Gestern noch kurz mit @mai00fti drueber geschaut. Denken es ware gut, wenn die/das def file(s) unabhaengig von CI laufen wuerden. Dafuer muesste man eigentlich nur sources per git auschecken.

bernt-matthias commented 4 years ago

Attention I did force push to this branch :(

halirutan commented 4 years ago

@bernt-matthias I took some time tonight to work on this, and I got everything running:

I have this on a private repo for now, but I would work with Jana on it tomorrow. We need to set up a sylabs account for the group and add access-tokens to this repo (which I'm not allowed to do). Then we need to fix the description, collection, etc of the container so that has the right information on it.

I'd also force push to this branch when everything is running.

halirutan commented 4 years ago

@bernt-matthias @mai00fti Yeah, works. Right now, we decided to push the containers to Jana's sylabs account until a better solution with more quota is available.

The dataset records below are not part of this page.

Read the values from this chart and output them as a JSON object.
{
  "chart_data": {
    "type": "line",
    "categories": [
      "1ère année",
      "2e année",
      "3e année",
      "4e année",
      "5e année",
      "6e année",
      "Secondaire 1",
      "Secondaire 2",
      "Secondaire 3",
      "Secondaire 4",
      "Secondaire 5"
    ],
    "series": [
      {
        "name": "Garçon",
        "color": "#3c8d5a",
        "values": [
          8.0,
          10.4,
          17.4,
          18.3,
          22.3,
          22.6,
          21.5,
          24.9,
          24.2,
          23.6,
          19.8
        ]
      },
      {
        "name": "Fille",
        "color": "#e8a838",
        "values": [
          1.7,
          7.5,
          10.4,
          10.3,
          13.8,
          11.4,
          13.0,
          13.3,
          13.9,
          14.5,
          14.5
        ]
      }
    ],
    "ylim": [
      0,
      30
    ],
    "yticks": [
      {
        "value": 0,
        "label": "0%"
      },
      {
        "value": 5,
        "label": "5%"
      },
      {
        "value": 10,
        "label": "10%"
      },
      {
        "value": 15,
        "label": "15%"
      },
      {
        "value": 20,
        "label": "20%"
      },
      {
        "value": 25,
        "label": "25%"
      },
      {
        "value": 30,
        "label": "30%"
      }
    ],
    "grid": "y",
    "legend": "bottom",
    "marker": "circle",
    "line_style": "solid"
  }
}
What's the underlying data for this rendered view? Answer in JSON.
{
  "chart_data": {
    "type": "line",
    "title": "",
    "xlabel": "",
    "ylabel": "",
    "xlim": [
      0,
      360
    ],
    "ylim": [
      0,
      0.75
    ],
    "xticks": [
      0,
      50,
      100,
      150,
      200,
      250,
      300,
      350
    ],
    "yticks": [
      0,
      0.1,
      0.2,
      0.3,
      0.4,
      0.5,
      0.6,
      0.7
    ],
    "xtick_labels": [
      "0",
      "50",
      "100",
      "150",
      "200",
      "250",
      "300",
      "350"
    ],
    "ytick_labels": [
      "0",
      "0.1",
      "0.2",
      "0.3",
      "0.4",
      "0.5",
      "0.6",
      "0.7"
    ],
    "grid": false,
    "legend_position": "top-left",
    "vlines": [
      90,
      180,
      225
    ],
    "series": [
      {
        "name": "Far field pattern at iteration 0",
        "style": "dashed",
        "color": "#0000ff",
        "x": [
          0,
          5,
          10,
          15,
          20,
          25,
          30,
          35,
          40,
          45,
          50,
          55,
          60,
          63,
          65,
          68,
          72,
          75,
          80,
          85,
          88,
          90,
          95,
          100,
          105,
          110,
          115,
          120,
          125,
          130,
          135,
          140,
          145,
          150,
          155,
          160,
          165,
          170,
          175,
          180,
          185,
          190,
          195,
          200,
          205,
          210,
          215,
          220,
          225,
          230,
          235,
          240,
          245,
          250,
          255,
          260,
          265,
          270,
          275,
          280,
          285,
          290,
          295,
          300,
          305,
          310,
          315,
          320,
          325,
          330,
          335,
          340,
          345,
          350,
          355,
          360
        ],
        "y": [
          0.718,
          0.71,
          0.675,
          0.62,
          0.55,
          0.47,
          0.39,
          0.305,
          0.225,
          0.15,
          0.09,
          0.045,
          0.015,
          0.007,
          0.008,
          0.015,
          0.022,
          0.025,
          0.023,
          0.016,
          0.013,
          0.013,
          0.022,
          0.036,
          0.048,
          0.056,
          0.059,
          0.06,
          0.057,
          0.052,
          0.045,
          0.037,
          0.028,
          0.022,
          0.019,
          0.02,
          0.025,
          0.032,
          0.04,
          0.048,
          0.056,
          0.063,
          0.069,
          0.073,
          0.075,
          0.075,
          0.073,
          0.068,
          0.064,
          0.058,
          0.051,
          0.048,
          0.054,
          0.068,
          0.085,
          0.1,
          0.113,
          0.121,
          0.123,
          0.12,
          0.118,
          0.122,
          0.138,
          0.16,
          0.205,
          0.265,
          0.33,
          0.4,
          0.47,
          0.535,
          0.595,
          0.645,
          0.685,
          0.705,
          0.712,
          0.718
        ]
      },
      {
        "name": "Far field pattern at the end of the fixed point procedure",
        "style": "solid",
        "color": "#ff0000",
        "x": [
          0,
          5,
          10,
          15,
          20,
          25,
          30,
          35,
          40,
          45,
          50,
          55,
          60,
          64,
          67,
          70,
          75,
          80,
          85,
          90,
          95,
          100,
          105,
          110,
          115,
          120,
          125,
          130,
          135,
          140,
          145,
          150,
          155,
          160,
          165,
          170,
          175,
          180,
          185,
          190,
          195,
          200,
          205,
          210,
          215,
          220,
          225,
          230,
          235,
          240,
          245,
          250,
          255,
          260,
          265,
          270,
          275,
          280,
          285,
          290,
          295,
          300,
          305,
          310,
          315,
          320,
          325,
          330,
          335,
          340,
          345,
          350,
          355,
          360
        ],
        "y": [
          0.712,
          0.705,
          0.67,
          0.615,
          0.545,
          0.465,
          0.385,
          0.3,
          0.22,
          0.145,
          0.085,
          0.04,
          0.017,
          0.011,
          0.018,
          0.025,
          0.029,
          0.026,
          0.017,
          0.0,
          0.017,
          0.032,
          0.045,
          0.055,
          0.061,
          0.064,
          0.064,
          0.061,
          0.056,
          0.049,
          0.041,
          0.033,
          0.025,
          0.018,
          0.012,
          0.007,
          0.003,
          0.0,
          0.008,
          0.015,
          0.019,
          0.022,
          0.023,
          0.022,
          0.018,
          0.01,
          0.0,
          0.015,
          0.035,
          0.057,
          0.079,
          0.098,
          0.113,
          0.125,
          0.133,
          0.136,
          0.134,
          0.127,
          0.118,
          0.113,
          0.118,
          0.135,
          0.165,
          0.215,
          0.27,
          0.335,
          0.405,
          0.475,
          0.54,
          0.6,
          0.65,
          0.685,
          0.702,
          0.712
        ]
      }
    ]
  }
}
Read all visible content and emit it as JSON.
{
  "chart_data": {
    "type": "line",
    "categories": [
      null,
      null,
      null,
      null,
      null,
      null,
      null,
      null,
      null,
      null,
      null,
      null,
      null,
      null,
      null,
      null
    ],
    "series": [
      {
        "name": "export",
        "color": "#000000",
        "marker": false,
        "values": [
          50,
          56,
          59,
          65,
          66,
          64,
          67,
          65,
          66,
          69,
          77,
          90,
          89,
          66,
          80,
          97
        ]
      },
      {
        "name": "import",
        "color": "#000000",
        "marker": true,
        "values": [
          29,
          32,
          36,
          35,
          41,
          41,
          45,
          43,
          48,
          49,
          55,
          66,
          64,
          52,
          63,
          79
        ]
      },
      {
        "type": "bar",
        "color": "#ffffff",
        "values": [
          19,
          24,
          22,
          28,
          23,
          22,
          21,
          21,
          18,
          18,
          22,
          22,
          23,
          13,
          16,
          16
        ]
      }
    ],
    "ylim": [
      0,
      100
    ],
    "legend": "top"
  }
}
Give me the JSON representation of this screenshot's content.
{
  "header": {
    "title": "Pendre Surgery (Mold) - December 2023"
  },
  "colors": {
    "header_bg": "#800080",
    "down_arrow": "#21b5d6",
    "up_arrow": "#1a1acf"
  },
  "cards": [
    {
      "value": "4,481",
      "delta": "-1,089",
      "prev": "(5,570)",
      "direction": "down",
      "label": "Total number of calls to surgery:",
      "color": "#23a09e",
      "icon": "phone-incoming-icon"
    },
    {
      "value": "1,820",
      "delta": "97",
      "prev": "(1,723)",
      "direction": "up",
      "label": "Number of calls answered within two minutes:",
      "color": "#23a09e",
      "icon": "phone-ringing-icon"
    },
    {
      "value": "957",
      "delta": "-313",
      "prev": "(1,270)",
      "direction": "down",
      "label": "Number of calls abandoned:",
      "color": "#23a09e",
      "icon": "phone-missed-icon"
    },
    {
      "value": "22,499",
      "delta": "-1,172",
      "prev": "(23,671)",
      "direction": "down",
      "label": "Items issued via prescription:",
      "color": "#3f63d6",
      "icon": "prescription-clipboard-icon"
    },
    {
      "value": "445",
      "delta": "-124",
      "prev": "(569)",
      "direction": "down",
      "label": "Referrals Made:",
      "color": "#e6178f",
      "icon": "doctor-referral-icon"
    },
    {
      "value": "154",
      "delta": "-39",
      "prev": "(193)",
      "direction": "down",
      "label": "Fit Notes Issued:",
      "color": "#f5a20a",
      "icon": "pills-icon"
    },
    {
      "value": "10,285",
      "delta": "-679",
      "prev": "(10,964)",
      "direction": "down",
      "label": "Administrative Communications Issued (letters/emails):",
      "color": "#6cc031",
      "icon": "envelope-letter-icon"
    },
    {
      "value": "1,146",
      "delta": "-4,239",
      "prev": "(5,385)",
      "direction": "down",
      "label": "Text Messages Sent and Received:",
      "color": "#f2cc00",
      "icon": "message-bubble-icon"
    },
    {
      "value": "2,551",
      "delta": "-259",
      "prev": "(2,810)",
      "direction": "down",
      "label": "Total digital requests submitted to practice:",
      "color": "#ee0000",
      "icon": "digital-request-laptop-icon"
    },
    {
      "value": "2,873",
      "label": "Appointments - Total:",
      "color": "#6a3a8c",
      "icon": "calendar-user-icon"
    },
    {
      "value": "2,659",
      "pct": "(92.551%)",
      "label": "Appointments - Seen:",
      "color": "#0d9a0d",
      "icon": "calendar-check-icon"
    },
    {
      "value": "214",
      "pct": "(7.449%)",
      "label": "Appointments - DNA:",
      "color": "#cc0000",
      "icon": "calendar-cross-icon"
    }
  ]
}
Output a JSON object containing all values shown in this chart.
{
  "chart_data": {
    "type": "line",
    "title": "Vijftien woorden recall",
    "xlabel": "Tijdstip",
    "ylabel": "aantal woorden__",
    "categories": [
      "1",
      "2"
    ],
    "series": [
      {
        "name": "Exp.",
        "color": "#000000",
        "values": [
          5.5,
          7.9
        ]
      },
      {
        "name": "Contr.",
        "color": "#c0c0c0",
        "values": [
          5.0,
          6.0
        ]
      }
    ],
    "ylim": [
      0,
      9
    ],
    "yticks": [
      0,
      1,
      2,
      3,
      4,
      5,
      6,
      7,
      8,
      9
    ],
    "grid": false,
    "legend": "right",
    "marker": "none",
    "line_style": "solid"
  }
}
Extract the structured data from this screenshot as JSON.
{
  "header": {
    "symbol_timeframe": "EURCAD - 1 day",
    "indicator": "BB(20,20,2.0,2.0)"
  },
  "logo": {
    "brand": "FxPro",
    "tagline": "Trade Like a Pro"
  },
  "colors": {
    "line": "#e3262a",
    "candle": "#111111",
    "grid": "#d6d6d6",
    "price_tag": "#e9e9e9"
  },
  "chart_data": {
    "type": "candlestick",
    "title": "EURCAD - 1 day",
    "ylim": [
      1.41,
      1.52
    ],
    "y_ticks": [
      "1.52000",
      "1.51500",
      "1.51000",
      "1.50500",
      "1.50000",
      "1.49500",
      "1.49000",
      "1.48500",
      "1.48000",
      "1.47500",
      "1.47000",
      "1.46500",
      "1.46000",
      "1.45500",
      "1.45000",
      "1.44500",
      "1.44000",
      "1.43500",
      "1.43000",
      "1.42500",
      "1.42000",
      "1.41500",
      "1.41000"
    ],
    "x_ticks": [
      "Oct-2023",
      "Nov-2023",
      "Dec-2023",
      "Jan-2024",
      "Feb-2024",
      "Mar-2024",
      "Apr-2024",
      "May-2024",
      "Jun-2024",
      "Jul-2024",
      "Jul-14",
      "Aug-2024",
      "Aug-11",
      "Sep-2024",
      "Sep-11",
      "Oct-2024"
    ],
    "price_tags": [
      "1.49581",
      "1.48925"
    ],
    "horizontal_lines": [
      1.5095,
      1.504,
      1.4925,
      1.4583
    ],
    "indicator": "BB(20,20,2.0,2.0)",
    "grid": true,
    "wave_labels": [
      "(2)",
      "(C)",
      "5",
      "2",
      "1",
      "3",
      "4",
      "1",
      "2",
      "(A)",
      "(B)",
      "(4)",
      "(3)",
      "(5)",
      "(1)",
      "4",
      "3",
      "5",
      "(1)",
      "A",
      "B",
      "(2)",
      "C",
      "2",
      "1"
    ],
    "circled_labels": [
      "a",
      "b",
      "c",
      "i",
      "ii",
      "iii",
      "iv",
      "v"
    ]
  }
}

I'll push some more documentation to this branch and then it should be ready for merging.

We'll build the container on each release (and not on each push) and after merging this branch, I'll add the latest changes we made to the dfpl package to master and create a first real release.

halirutan commented 4 years ago

@bernt-matthias On my local machine, both the dfpl.def and multi.def run through smoothly. However, there is a huge difference in size

image

Have you tried building the multi.def yourself and do you get other results?

Edit:

Since Jana mentioned it that this wasn't clear. The singularity build works out of the box on every machine and you don't have to set up anything special. Just clone the whole repo, go into the singularity_container folder and call

SING=$(command -v singularity)
sudo $SING build dfpl-multi.sif multi.def
bernt-matthias commented 4 years ago

For me the local build of the multi_conda def file is 4.1G.

Questions:

bernt-matthias commented 4 years ago

Maybe try building locally on a fresh clone using git clone -b feat_singularity_CD --single-branch --depth 1

halirutan commented 4 years ago

@bernt-matthias You are right. I wasn't paying attention that the whole file-tree is copied into the container and it happily included the sifs I already built. Keeping this in mind, I suggest taking your multi.def to build the container. I will make all necessary changes. Thanks for looking into it.